Tears sparked in Carol's eyes. She sniffed, burrowed herself further into his arms.

"You got Lori to go to bed, finally, and you lay awake on that ugly couch with all the damn stupid flowers. You were thinkin' 'bout Sophia, weren't you?" She nodded, unable to make the words come out, nodded again, hard so he could feel it, and held his hand close to her. "And then, like just now, thirteen moons ago, after midnight, the moon come up, and made the trees and the lake beautiful, and I couldn't stand you not seein' it, and you weren't sleepin' anyway, so…"

"You came and got me," she choked out, when he let the silence go on. "Made me get up off of that warm couch, and find my shoes, and fed me some bullshit story about needing to watch the lake while you checked the drive." She half-laughed, half-sobbed. "I couldn't tell if you were lying on purpose, or just being mean, because I'd almost dumped over Merle's bike that morning."

Now it was his turn to let out a snort of laughter. "Done forgot that. You looked so surprised, like you hadn't known it would move like that. An' then you were so mad, when I yelled." He shifted behind her, pressed a kiss on her temple, lifted their hands to brush her cheek. "That was when I knew."

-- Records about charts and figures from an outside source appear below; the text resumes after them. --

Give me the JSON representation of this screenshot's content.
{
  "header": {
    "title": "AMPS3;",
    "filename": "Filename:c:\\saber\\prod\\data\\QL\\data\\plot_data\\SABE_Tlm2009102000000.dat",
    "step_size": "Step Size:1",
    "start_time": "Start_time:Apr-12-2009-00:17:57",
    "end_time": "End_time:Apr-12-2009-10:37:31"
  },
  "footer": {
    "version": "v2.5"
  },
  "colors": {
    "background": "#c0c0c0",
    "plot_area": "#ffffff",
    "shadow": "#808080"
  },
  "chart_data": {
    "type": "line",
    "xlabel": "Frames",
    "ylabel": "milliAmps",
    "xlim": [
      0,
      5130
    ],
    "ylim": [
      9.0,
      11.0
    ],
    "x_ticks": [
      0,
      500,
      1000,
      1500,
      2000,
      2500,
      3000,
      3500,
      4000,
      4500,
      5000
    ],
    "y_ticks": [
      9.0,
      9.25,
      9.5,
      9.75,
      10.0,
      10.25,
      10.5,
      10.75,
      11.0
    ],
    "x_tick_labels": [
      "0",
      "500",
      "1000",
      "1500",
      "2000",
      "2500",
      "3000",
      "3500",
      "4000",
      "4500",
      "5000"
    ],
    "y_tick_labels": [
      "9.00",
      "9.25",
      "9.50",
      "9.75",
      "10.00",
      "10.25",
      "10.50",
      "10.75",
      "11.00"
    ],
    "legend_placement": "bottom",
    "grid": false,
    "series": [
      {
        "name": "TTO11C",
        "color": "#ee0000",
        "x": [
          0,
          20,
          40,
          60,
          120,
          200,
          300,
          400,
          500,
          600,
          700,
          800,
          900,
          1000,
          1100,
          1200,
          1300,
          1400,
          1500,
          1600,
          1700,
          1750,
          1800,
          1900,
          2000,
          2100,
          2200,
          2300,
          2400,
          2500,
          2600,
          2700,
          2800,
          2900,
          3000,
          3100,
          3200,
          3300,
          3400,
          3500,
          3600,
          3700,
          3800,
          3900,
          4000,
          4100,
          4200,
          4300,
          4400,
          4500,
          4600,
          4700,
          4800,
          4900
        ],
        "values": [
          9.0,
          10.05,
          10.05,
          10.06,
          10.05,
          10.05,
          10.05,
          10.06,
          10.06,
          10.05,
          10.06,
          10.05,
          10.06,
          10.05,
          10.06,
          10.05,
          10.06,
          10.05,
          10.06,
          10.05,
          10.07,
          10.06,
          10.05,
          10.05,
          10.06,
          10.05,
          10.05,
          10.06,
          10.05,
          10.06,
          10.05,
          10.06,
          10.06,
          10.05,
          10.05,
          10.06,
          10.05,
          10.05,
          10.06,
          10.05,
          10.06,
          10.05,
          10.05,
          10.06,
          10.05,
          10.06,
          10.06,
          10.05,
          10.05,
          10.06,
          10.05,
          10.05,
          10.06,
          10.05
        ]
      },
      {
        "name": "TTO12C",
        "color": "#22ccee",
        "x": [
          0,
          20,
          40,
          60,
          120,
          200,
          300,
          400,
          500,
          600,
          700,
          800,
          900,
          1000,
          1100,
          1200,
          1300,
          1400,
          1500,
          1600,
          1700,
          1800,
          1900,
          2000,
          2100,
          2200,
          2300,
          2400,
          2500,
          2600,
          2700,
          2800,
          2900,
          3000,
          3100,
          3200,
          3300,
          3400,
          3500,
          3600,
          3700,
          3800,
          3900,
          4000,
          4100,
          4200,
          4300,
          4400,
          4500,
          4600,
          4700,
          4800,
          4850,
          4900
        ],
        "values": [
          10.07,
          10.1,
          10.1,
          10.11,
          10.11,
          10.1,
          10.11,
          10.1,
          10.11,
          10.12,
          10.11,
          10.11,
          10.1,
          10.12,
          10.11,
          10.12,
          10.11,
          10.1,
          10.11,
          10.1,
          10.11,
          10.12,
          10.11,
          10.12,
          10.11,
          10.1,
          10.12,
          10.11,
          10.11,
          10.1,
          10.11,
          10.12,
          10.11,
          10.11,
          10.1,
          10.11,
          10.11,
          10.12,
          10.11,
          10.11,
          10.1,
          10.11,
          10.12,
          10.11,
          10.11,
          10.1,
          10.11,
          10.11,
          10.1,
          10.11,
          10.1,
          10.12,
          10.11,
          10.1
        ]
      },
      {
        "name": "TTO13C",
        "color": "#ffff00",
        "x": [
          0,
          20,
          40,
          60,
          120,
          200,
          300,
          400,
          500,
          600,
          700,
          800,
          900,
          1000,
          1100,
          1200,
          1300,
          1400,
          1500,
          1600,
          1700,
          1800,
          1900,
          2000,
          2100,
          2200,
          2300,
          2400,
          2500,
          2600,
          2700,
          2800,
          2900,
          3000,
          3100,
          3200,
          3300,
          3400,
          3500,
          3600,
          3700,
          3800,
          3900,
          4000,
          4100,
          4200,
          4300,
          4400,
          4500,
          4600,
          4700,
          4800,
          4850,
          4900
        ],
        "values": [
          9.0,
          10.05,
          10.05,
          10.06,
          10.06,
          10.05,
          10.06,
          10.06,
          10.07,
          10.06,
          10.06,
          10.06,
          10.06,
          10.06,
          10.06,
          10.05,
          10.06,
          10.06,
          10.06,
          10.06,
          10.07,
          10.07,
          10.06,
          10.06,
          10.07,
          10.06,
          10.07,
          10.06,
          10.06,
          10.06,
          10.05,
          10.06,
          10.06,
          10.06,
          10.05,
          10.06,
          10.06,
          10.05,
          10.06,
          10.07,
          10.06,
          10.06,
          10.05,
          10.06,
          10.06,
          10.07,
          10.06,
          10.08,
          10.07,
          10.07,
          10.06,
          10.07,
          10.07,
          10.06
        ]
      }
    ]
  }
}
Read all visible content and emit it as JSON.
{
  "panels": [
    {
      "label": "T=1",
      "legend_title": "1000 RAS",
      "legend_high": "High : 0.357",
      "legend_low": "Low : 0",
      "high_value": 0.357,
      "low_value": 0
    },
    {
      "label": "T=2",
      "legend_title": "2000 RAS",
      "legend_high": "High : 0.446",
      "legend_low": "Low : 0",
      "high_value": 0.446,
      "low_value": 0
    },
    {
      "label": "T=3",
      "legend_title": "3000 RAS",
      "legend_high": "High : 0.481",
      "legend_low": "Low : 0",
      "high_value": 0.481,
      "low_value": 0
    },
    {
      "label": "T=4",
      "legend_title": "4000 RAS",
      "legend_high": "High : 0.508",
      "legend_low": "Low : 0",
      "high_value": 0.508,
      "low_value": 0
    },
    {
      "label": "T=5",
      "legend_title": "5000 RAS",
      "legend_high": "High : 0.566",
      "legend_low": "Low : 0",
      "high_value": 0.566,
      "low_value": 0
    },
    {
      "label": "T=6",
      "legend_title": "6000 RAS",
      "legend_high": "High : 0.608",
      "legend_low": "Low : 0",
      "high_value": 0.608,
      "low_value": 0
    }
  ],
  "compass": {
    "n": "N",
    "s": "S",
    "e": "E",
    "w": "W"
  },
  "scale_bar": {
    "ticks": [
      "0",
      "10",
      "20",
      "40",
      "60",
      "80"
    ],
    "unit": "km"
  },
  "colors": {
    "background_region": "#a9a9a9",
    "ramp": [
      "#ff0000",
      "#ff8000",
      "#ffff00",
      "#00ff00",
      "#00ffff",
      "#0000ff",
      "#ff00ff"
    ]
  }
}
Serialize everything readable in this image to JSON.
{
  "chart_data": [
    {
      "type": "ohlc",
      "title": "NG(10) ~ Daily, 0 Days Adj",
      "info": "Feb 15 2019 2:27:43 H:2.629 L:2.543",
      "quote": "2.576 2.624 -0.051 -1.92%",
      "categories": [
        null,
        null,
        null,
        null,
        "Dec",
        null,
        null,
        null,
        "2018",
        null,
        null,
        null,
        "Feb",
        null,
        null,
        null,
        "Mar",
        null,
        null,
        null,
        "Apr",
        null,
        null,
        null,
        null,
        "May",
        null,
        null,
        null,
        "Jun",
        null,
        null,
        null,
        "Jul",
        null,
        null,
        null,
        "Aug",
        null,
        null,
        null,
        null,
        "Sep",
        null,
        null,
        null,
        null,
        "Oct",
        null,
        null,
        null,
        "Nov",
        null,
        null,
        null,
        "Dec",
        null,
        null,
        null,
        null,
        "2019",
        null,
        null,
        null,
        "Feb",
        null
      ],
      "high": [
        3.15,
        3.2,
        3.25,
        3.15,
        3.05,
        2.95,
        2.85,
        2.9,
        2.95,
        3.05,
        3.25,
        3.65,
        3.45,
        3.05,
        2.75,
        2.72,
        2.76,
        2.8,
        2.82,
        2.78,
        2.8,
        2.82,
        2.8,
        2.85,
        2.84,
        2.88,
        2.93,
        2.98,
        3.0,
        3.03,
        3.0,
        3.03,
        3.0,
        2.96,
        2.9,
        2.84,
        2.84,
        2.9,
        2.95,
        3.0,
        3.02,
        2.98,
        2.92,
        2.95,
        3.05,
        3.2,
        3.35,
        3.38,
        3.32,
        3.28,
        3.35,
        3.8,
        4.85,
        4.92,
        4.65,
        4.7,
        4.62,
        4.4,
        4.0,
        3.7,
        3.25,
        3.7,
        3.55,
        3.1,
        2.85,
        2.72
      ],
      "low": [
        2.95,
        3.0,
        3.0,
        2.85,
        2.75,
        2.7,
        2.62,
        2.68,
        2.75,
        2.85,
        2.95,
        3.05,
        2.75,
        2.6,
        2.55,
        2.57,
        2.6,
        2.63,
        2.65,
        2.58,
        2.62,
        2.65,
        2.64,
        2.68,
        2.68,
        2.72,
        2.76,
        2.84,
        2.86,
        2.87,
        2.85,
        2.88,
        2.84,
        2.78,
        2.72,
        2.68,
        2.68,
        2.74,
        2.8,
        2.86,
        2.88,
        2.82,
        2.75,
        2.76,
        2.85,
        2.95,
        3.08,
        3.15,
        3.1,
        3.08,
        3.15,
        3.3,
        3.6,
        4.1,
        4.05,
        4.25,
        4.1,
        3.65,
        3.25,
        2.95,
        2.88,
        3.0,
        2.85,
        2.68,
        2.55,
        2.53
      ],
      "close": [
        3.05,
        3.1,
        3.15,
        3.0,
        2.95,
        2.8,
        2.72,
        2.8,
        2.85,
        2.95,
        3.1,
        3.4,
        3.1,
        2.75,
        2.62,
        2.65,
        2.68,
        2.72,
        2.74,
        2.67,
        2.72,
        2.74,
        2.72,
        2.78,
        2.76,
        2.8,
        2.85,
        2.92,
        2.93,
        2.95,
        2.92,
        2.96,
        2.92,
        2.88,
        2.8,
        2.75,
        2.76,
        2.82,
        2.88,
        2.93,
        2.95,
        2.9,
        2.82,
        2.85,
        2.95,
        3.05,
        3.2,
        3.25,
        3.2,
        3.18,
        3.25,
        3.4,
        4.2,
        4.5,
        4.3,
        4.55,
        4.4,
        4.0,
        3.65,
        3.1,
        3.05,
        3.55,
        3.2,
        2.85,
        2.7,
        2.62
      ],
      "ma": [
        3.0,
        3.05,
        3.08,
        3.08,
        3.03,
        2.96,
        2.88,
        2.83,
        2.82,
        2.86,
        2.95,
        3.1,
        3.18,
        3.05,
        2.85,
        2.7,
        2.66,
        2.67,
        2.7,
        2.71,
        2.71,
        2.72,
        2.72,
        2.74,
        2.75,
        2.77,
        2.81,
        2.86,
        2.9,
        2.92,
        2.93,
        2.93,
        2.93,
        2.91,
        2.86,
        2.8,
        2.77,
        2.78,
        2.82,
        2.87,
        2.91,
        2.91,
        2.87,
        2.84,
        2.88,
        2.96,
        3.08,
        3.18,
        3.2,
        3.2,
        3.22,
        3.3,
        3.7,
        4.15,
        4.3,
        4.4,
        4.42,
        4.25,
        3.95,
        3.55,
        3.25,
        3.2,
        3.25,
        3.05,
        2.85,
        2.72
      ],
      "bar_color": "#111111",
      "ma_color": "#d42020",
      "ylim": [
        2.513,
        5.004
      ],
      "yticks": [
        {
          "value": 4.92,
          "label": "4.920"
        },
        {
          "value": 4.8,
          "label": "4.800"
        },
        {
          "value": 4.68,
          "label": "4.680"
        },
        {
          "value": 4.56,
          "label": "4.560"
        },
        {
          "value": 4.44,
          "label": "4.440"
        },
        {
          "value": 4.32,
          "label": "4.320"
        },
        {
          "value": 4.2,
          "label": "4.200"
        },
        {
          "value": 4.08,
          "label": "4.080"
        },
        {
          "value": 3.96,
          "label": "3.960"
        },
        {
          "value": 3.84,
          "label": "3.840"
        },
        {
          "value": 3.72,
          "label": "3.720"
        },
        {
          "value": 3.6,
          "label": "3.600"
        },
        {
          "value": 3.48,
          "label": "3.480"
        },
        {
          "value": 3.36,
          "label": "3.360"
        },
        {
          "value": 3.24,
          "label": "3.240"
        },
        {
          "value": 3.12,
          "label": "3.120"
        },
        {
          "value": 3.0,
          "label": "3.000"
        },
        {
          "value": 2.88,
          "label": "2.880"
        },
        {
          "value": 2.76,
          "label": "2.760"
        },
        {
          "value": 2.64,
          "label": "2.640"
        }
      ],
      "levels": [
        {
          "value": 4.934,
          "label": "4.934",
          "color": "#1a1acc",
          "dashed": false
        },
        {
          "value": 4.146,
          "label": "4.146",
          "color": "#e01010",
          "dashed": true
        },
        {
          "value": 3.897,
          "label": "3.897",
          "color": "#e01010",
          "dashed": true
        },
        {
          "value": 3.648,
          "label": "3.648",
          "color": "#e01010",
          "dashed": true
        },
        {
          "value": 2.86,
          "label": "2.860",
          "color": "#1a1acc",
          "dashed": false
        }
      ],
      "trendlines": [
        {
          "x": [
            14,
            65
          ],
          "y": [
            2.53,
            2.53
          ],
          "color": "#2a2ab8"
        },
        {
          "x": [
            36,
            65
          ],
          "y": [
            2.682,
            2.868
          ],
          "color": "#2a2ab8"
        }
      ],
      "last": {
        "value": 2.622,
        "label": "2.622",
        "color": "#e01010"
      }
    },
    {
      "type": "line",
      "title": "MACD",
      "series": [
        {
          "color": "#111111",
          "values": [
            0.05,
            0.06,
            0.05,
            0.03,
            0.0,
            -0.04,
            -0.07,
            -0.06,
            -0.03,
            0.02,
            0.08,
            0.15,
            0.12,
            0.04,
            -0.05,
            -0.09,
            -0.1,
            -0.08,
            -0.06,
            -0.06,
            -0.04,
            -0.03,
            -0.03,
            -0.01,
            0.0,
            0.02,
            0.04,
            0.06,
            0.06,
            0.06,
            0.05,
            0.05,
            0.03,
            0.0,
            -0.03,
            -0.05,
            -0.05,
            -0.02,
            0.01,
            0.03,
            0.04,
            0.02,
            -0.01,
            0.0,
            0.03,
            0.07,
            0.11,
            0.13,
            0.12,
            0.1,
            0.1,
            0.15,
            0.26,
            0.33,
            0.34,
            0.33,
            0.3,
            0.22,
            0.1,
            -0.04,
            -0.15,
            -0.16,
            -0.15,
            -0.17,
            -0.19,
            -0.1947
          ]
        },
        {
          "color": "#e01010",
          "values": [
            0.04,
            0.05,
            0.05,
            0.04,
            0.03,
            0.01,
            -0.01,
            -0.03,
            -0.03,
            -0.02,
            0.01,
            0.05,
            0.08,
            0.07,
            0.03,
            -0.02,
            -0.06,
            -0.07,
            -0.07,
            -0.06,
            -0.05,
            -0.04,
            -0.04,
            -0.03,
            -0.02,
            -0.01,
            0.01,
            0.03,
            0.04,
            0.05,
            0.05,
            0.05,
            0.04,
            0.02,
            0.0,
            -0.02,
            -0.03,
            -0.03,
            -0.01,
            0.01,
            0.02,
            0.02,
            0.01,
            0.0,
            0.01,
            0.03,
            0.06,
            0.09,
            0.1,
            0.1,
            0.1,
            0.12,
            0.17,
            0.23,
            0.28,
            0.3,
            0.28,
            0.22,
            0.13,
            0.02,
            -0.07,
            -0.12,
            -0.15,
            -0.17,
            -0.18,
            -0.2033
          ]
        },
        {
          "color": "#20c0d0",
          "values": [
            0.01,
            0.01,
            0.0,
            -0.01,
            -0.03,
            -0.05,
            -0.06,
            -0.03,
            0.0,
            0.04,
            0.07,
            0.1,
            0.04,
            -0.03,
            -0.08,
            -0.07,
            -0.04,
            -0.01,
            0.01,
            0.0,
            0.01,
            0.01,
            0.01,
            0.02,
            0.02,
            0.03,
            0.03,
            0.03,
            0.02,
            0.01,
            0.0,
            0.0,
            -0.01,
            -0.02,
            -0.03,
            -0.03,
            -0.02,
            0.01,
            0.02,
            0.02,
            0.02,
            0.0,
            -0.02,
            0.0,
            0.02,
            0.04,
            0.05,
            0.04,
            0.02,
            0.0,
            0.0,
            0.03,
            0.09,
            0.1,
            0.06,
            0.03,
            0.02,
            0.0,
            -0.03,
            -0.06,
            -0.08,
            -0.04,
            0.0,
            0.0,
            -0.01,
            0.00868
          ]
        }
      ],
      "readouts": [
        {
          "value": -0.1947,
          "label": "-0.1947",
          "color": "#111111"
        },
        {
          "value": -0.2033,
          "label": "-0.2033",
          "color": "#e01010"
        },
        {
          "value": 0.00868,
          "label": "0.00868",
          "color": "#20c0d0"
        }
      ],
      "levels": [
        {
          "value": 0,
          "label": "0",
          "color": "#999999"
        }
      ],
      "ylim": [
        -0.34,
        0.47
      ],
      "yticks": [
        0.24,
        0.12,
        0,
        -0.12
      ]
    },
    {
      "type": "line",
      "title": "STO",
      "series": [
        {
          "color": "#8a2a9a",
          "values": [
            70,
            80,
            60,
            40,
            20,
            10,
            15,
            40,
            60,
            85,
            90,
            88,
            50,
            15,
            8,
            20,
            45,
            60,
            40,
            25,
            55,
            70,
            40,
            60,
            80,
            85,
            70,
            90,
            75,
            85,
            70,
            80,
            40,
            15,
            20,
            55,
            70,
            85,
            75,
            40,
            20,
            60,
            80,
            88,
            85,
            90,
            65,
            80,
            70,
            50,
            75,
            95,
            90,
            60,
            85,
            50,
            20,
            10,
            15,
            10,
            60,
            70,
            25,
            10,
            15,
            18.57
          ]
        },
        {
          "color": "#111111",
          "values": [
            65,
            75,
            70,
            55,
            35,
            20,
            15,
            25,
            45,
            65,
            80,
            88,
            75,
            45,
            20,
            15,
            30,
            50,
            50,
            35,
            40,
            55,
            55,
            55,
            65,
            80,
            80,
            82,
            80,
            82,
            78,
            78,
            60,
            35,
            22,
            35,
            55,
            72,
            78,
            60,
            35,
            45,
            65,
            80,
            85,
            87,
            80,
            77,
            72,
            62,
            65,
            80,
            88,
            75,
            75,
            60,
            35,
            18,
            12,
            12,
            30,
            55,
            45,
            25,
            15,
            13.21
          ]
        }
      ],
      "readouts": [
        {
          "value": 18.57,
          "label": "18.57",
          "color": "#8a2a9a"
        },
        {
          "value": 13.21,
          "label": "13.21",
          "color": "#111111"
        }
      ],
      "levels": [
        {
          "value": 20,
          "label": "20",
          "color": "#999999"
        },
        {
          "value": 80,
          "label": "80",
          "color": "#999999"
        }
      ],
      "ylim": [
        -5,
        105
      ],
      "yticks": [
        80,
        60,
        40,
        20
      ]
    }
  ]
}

She asked, because she knew she could, and she wanted to be sure. "Knew what?"

A low chuckle that she as much felt as heard, a rumble deep in his chest. "You was my girl." Again his thumb played over her hand. "You know that, right? Now?" She nodded, kissed the back of his hands. "Good. So don't you forget to think on that, when you're doing all your rememberin'."

She nodded again, and wiped at her face, and then pulled her hand free to reach up and touch his chin, run her nails through his miserable scraggly excuse of a beard. He let her trace his mouth with her fingers, nipping at them before capturing her hand again. He pressed a kiss into her palm, then released it to tug the blanket around their shoulders.

"You sleep, now. You gotta set a good example, don't go embarrassing me in fronta Glenn and Abraham, tomorrow on the road."

She snorted. "You'd just tell them you kept me up all night, braggart."

"Staahp." He hugged her closer. "Sleep."

She did.


End


A/N: Set post S5E8. Caryl, Team Group. Rated T for Dixon language. For the Nine Lives Caryl Archive Anniversary Challenge.

"Thirteen moons" is not exactly a typo – lunar cycles are 29 ½ days, for 12.4 cycles a year. Daryl is rounding.